# My son's first deer, I hope



## idontknow316 (Mar 21, 2008)

It was a beautiful evening and decided to take my 11 year old son out for an evening deer hunt. We sat for a little while when we heard something approaching from behind, but we got busted and got a good loud pssssshhhh. Not cool, but we stayed put. As legal time was running out we decided to head out a little early as we couldn't see a thing in the woods. I explained to him the importance of leaving just as quiet as you came in, you never know when one might be near. 
As we slowly walked out, along the wood edge near the bean field. That's when it gets good, we seen two deer 20 yards in front of us as we came around a bend. I checked my phone to see what time it was, still two minutes to spare. I let him know he was good to shoot. He slowly raised the bow as the deer watched. He let's it fly, and smack he nailed it! It sounded like it hit a pumpkin as the deer ran off like a rocket staying low to the ground, we watched as it crashed into the beans. 
We wait as both of us were very excited, you see he missed a deer opening day last season and that kind of stuck with him for the entire year. So we head over to where the deer was standing and sure enough, blood. We were both giving each other high fives and headed to the truck in disbelief of what just happened. 
We drove back to the site and began to track the blood trail, finding bright red blood here and there when out of nowhere it starts to rain, **** not good. But it stopped shortly after and our trail was still good. I look to see what time it is, I work third shift and have to start the drive back home so I'm not late for work. 
I'm headed back out first thing in the morning, now I'm in the dreaded second guessing stage, but I'm confident that deer didn't go far. Wish me luck, sorry for the long read.


----------



## FISHIN 2 (Jun 22, 2005)

Hopefully it is within 50 feet of where you quit looking, good luck, tell him great job, we want pics too! Mike


----------



## idontknow316 (Mar 21, 2008)

I need to hit the bed, but long
story short, it was 5 yards from where we left off. Not sure why it keeps flipping the picture sideways but you get the point.


----------



## ducky152000 (Jul 20, 2005)

Awesome job! Congrats to your boy, he made a great shot.


----------



## mickeysdad (Mar 10, 2010)

Great shooting! And way to stick to it and recover the harvest!


----------



## Chris_H (Aug 27, 2013)

Nice Browns hat! Congratulations to you and your son!!!


----------



## injun laker45 (Jun 28, 2011)

Congrats! Your son will never forget his first deer ​


----------



## SKRAMER (Sep 17, 2014)

Awesome. Congrats


----------



## Misdirection (Jul 16, 2012)

Congrats! Hopefully the first of many...


----------



## snag (Dec 27, 2005)

Good job on the deer, glad the coyotes didn, t find it first, saw a coyote sat evening a hour before dark prowling around..

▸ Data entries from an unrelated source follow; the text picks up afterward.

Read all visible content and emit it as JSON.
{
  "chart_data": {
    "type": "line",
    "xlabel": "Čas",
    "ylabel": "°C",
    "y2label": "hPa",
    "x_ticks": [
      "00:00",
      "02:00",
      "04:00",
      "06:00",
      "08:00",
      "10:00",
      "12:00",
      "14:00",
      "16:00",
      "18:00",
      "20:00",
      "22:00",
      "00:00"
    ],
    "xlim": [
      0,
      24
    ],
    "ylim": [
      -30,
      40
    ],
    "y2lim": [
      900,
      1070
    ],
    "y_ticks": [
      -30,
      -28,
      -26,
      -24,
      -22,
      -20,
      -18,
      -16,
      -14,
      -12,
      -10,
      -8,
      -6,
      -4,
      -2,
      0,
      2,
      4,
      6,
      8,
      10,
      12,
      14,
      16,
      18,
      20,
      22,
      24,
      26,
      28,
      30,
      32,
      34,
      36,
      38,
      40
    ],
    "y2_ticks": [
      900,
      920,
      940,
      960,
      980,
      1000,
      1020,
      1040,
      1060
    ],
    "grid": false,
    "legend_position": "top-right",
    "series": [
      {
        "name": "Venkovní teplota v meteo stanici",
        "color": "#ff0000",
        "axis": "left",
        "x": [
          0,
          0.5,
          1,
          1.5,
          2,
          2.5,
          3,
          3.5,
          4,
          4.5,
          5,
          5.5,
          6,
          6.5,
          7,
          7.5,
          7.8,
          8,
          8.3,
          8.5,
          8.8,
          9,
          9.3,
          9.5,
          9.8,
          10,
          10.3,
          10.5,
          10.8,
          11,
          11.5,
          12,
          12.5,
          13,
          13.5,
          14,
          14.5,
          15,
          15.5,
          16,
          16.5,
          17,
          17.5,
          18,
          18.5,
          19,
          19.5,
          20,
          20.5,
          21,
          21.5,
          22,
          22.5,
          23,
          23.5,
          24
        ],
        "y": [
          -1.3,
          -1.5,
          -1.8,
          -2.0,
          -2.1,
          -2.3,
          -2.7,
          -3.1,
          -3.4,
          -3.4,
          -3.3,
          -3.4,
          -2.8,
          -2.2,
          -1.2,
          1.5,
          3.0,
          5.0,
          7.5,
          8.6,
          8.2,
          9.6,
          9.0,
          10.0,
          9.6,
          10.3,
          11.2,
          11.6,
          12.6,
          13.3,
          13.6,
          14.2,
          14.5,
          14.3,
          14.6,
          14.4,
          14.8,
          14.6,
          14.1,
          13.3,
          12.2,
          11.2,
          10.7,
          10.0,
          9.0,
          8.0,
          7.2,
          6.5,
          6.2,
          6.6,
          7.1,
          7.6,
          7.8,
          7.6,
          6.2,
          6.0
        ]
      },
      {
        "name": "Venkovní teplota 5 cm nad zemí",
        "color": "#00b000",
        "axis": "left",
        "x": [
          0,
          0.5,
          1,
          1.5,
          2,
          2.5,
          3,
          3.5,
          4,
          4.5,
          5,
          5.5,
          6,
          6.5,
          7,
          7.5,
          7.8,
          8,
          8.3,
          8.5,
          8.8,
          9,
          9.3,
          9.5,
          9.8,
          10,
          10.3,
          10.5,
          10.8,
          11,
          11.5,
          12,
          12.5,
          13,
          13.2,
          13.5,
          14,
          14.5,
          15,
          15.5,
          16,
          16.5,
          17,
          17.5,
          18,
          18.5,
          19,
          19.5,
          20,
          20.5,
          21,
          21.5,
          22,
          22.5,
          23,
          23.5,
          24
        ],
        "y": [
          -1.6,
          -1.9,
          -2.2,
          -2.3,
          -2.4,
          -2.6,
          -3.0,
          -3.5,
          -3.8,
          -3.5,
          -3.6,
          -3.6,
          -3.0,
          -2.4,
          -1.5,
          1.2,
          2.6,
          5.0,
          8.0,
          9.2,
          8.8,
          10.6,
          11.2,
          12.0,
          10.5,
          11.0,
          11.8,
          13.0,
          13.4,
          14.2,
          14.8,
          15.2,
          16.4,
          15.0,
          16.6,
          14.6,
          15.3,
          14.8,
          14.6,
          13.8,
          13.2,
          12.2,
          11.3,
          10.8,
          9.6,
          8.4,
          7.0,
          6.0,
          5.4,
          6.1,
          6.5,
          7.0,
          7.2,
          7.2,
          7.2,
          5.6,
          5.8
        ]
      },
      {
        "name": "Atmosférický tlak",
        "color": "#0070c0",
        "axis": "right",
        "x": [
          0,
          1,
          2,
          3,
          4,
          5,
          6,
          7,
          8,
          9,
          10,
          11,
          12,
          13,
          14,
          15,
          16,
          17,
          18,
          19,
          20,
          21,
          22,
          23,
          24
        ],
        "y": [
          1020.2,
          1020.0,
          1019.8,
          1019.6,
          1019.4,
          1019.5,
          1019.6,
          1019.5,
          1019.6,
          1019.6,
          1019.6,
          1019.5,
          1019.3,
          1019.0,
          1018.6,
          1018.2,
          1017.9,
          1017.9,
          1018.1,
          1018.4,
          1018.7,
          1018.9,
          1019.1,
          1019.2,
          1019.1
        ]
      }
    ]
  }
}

Sent from my iPhone using Ohub Campfire


----------



## idontknow316 (Mar 21, 2008)

Thanks guys. I was worried about coyotes, I lost a deer a few years ago to them. But all is well! I am having the hide tanned as a keepsake.


----------



## crappiedude (Mar 12, 2006)

Congrats to your son. 
Mt son got his 1st deer 23 years ago at age 12 and even though he doesn't hunt much anymore he still talks about that deer.


----------



## Dan (Jul 16, 2007)

Congrats to you and your boy.


----------



## Tritonman (Jul 4, 2004)

Nice story and congrats.


----------



## Snook (Aug 19, 2008)

Great job! Cherish the moment! Love the pics!


----------



## idontknow316 (Mar 21, 2008)

Thanks again guys, it truly was a great and unique hunt, he is already talking about getting out again. Jeesh, let dad hunt once lol. I haven't been out by myself yet, but I don't regret that for one second. 
He also was very eager to dress it himself, I gave a few pointers and helped only a little. Very impressed with the little man.


----------



## RichsFishin (Nov 4, 2007)

Congrats to your son and wish my son good luck this year...... Rich


----------



## BaddFish (Jun 20, 2009)

awesome man! congrats...I'll be doing the same thing with my son in....10-11 years!


----------



## Fishingisfun (Jul 19, 2012)

Congratulations on your first deer, frame a photo of the deer for your Son's wall and one for you brag about your son book. A good day to remember fro the both of you. A life long hunting buddy and Dad event.


----------



## jamesbalog (Jul 6, 2011)

congrats, he will always remember the first one


----------



## JV1 (Apr 18, 2004)

Congrats , you should be proud!


----------



## Shortdrift (Apr 5, 2004)

Congratulations to both your son for a well placed shot and to you for the follow up and collection. I'm sure both of you will remember every detail of the hunt and discuss it in the future years. I can still see the smile on my son's face when I approached him standing over his first deer, which was forty years ago. We still talk about it several times a year when we visit.


----------